(1878-1935)
Suprématisme

Kasimir Malevitch est un des premiers artistes abstraits du xxe siècle. Peintre, dessinateur, sculpteur et théoricien, Malevitch est le créateur d'un courant artistique qu'il dénomma « suprématisme ».

Le baigneur 1910 Amsterdam, Stedelijk museum
Costumes de Victoire sur le soleil 1913 Saint-Pétersbourg, Luna park
Carré noir sur fond blanc 1915 Moscou, Galerie Tretiakov
Carré blanc sur fond blanc 1918 New York, MOMA
Pressentiment complexe 1932 Saint Petersbourg, Musée de l’Ermitage

Kasimir Malevitch nait à Kiev à la maternité catholique Kiev-Vasilkovskaja de Saint-Alexandre. Son père, Severin Antonovitch Malevitch (1845-1902), est le directeur de l'une des usines de raffinage de sucre industriel (betterave) de l'homme d'affaires russe Nicolas Terechtchenko. Kasimir Malevitch est l'aîné de 14 enfants.  A l'âge de seize ans, de 1895 à 1896, il fréquente l'école de peinture de Kiev dans la classe du peintre Nikolay Pymonenko.

De 1898 à 1904, le jeune Kasimir vit à Koursk (Russie), puis s'installe à Moscou dès 1904, après le décès de son père et il travaille comme dessinateur industriel pour les chemins de fer.
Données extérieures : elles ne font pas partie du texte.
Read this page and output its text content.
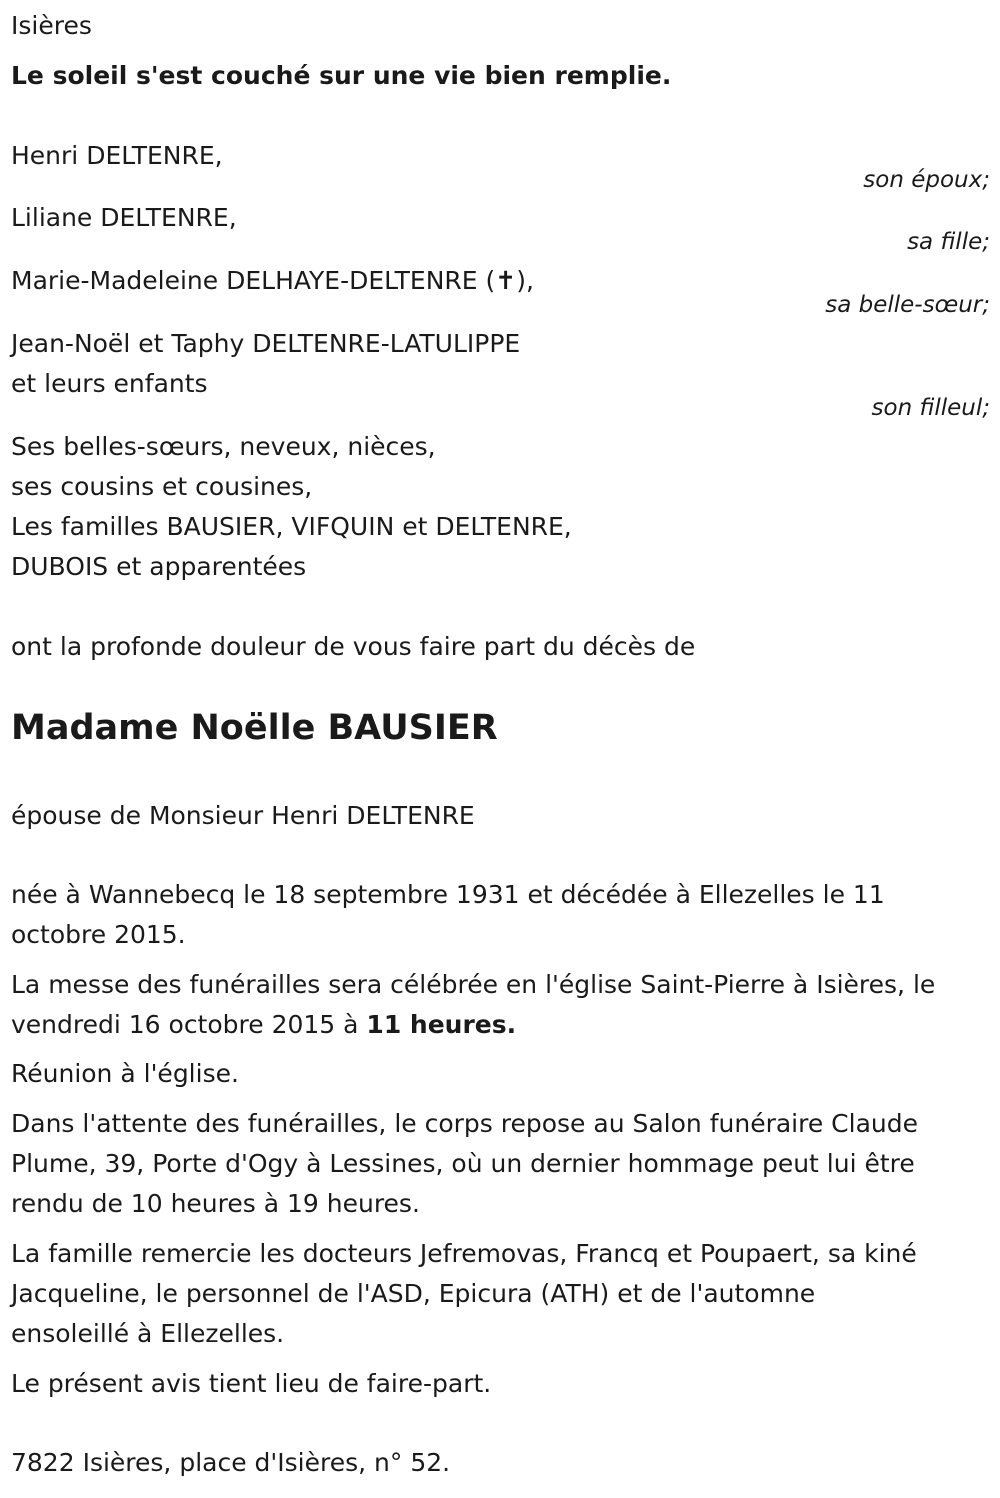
Isières
Le soleil s'est couché sur une vie bien remplie.
Henri DELTENRE,
son époux;
Liliane DELTENRE,
sa fille;
Marie-Madeleine DELHAYE-DELTENRE (✝),
sa belle-sœur;
Jean-Noël et Taphy DELTENRE-LATULIPPE
et leurs enfants
son filleul;
Ses belles-sœurs, neveux, nièces,
ses cousins et cousines,
Les familles BAUSIER, VIFQUIN et DELTENRE,
DUBOIS et apparentées
ont la profonde douleur de vous faire part du décès de
Madame Noëlle BAUSIER
épouse de Monsieur Henri DELTENRE
née à Wannebecq le 18 septembre 1931 et décédée à Ellezelles le 11
octobre 2015.
La messe des funérailles sera célébrée en l'église Saint-Pierre à Isières, le
vendredi 16 octobre 2015 à 11 heures.
Réunion à l'église.
Dans l'attente des funérailles, le corps repose au Salon funéraire Claude
Plume, 39, Porte d'Ogy à Lessines, où un dernier hommage peut lui être
rendu de 10 heures à 19 heures.
La famille remercie les docteurs Jefremovas, Francq et Poupaert, sa kiné
Jacqueline, le personnel de l'ASD, Epicura (ATH) et de l'automne
ensoleillé à Ellezelles.
Le présent avis tient lieu de faire-part.
7822 Isières, place d'Isières, n° 52.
Il se marie en 1899 avec Kazimiera Zglejc  avec laquelle il a deux enfants, Anatolii (1902) et Galina (1909).

Malevitch développe en autodidacte son œuvre plastique qu'il décline au cours de sa vie dans une dizaine de styles différents : réalisme, impressionnisme, symbolisme, cézannisme, fauvisme, néo-primitivisme, cubo-futurisme, cubisme alogique, suprématisme, supranaturalisme.

En 1915, après l'Exposition Tramway V du mois de mars, il présente à l'Exposition 0.10 tenue à Pétrograd, du 19 décembre 1915 au 19 janvier 1916, un ensemble de 39 œuvres qu'il appelle « suprématies », dont Quadrangle, connu sous le nom de Carré noir sur fond blanc, que Malevitch instituera plus tard en œuvre emblème du suprématisme.

Avec la Révolution de 1917, il est élu député au Soviet de Moscou. Malevitch accepte des fonctions institutionnelles comme enseignant à l'Académie de Moscou, puis à l'École artistique de Vitebsk, invité par Marc Chagall, ensuite à Petrograd en tant que chercheur. Il lutte également pour la démocratisation.

En 1918, il peint Carré blanc sur fond blanc, qui est considéré comme le premier monochrome de la peinture contemporaine.

En 1927, Malevitch part en voyage en Allemagne, il y laisse 70 tableaux et un manuscrit Le Suprématisme ou le Monde sans objet, publié par le Bauhaus. Durant la guerre, une quinzaine de ses tableaux disparaissent et ne seront jamais retrouvés, une partie se trouve au Stedelijk Museum d'Amsterdam et une autre au MoMA de New York.

En 1929, le pouvoir soviétique le stigmatise pour son « subjectivisme » et le qualifie de « rêveur philosophique ». Au cours des années 1930, les besoins du pouvoir soviétique en matière d'art ayant évolué, Kasimir Malevitch est sans cesse attaqué par la presse et perd ses fonctions officielles — il est même emprisonné et torturé. Même si les autorités lui décernent des funérailles officielles en 1935, la condamnation de son œuvre et du courant suprématiste s'accompagnent d'un oubli de plusieurs décennies.

La reconnaissance de cet artiste intervient à partir des années 1970. Depuis, de nombreuses rétrospectives à travers le monde ont consacré Kasimir Malevitch comme l'un des maîtres de l'art abstrait.